Os nomes desse órgão supremo ainda não foram anunciados, mas o atual primeiro-ministro do Reino Unido, Sir Keir Starmero presidente turco Recep Tayyip Erdogan, o egípcio Abdel Fattah El-Sisi e o líder canadense Mark Carney teriam sido convidados a aderir.
No last, a capacidade de aplacar os críticos mais veementes dependerá da rapidez com que os novos membros das equipas seniores possam começar a impulsionar mudanças que façam uma diferença actual tanto na vida quotidiana dos palestinianos como, crucialmente, em novos passos concretos no sentido de uma paz duradoura.
Imagens GettySubsistem grandes desafios para ambos os objectivos.
A ONU estima que cerca de 80% dos edifícios em Gaza foram destruídos ou danificados e as famílias que sobreviveram à guerra enfrentam agora dificuldades com o inverno e com a falta de comida e abrigo.
Embora os grupos de ajuda digam que houve algumas melhorias, acusam Israel de impor restrições contínuas ao seu trabalho.
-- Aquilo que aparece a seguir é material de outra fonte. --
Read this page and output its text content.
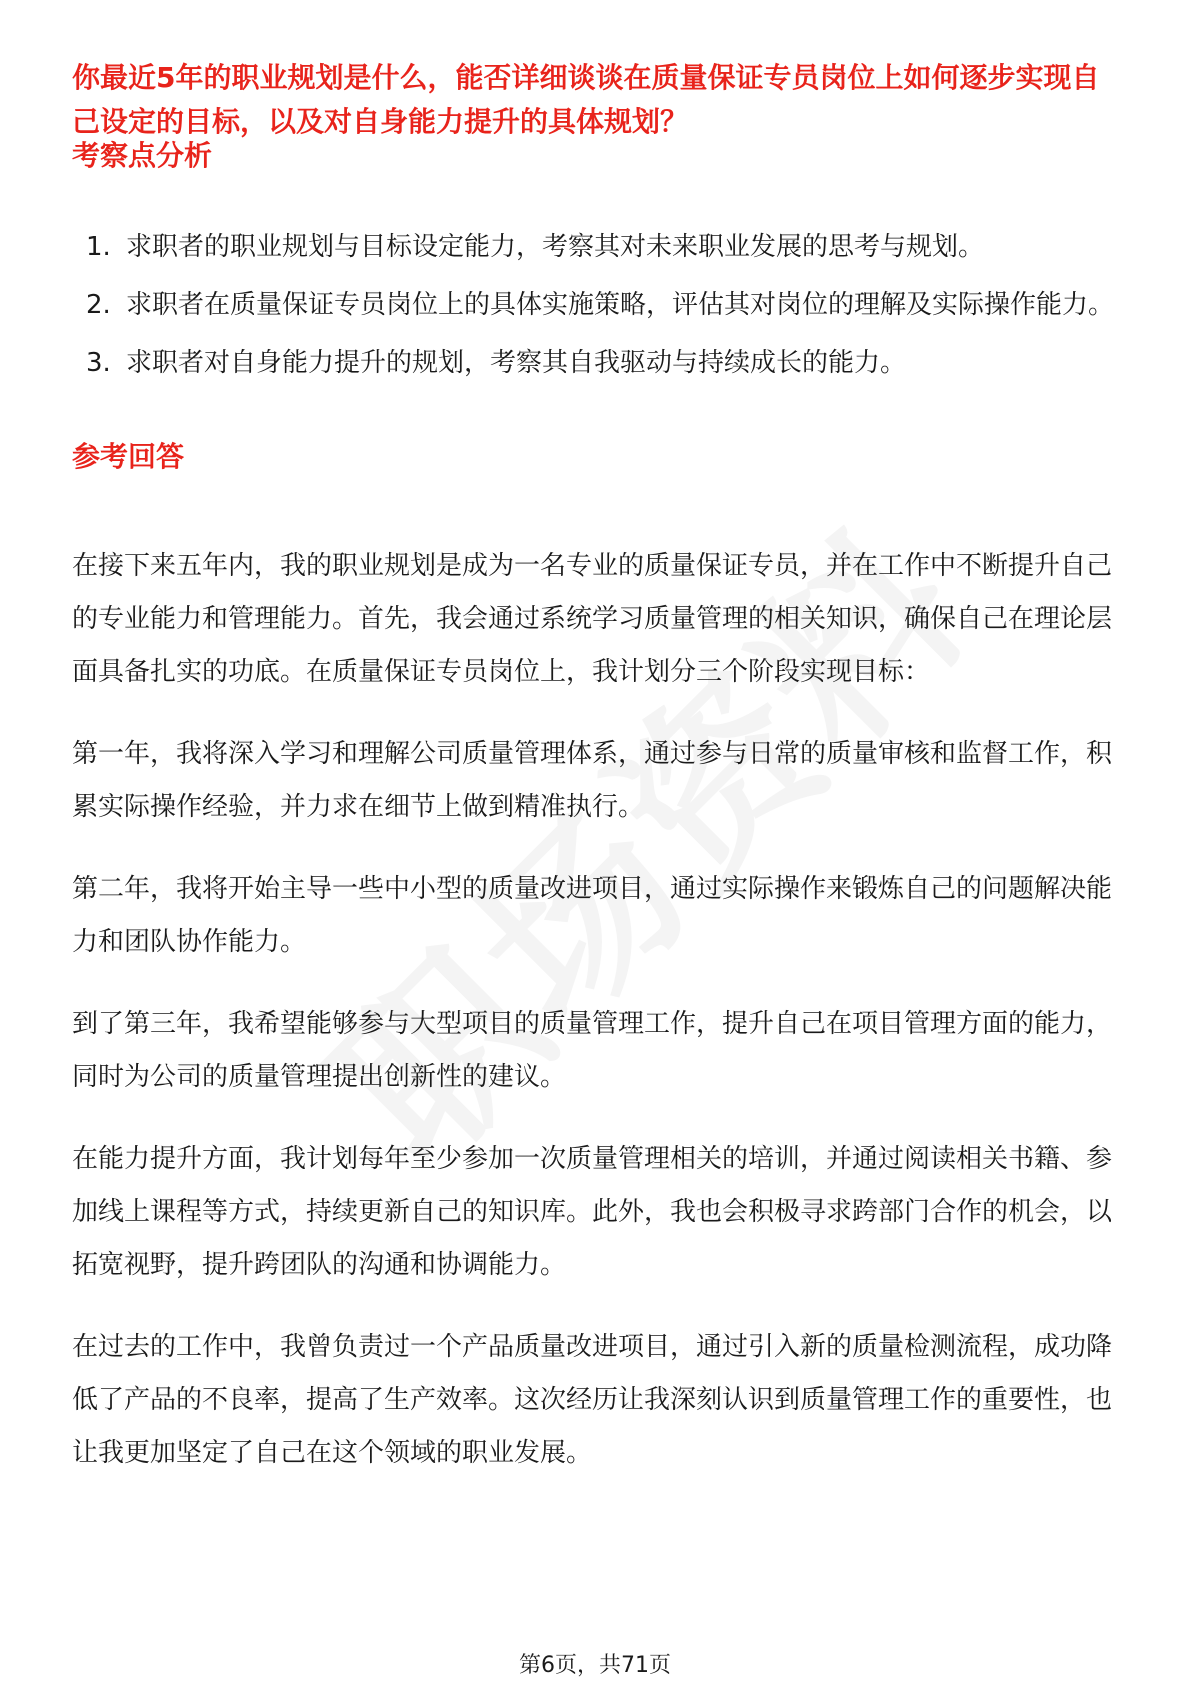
你最近5年的职业规划是什么，能否详细谈谈在质量保证专员岗位上如何逐步实现自己设定的目标，以及对自身能力提升的具体规划？
考察点分析
1. 求职者的职业规划与目标设定能力，考察其对未来职业发展的思考与规划。
2. 求职者在质量保证专员岗位上的具体实施策略，评估其对岗位的理解及实际操作能力。
3. 求职者对自身能力提升的规划，考察其自我驱动与持续成长的能力。
参考回答

在接下来五年内，我的职业规划是成为一名专业的质量保证专员，并在工作中不断提升自己的专业能力和管理能力。首先，我会通过系统学习质量管理的相关知识，确保自己在理论层面具备扎实的功底。在质量保证专员岗位上，我计划分三个阶段实现目标：

第一年，我将深入学习和理解公司质量管理体系，通过参与日常的质量审核和监督工作，积累实际操作经验，并力求在细节上做到精准执行。

第二年，我将开始主导一些中小型的质量改进项目，通过实际操作来锻炼自己的问题解决能力和团队协作能力。

到了第三年，我希望能够参与大型项目的质量管理工作，提升自己在项目管理方面的能力，同时为公司的质量管理提出创新性的建议。

在能力提升方面，我计划每年至少参加一次质量管理相关的培训，并通过阅读相关书籍、参加线上课程等方式，持续更新自己的知识库。此外，我也会积极寻求跨部门合作的机会，以拓宽视野，提升跨团队的沟通和协调能力。

在过去的工作中，我曾负责过一个产品质量改进项目，通过引入新的质量检测流程，成功降低了产品的不良率，提高了生产效率。这次经历让我深刻认识到质量管理工作的重要性，也让我更加坚定了自己在这个领域的职业发展。

第6页，共71页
Israel diz que está a facilitar a assistência humanitária e culpou a ONU por não ter distribuído os suprimentos já em Gaza. Argumenta que quaisquer restrições são concebidas para impedir a infiltração e exploração do Hamas nos esforços de ajuda humanitária.
Mostrar progressos significativos no sentido da reconstrução também será uma tarefa hercúlea, envolvendo não só a remoção de cerca de 60 milhões de toneladas de escombros, mas primeiro a localização e eliminação dos cadáveres e das bombas não detonadas neles contidas.
Talvez o maior desafio seja manter o próprio cessar-fogo desgastado.
Outro nome foi divulgado pela Casa Branca, o do Main Common Jasper Jeffers como Comandante da Força Internacional de Estabilização (ISF).
Apoiado por um mandato da ONU, terá a difícil tarefa de garantir a desmilitarização de Gaza.
Até ao momento, não existe um roteiro claro sobre como o Hamas será persuadido a desistir das suas armas, nem qualquer ideia clara sobre qual o país que fornecerá tropas para essa força ou quais serão as suas competências e regras de combate.
O Hamas disse que só se desarmará como parte de um acordo mais amplo que estabelece um Estado palestino.
Israel, cujas tropas terrestres ainda controlam mais de metade da Faixa de Gaza, disse que só se retirará se o Hamas se desarmar.
Como esse problema pode ser resolvido é talvez o maior teste de todos.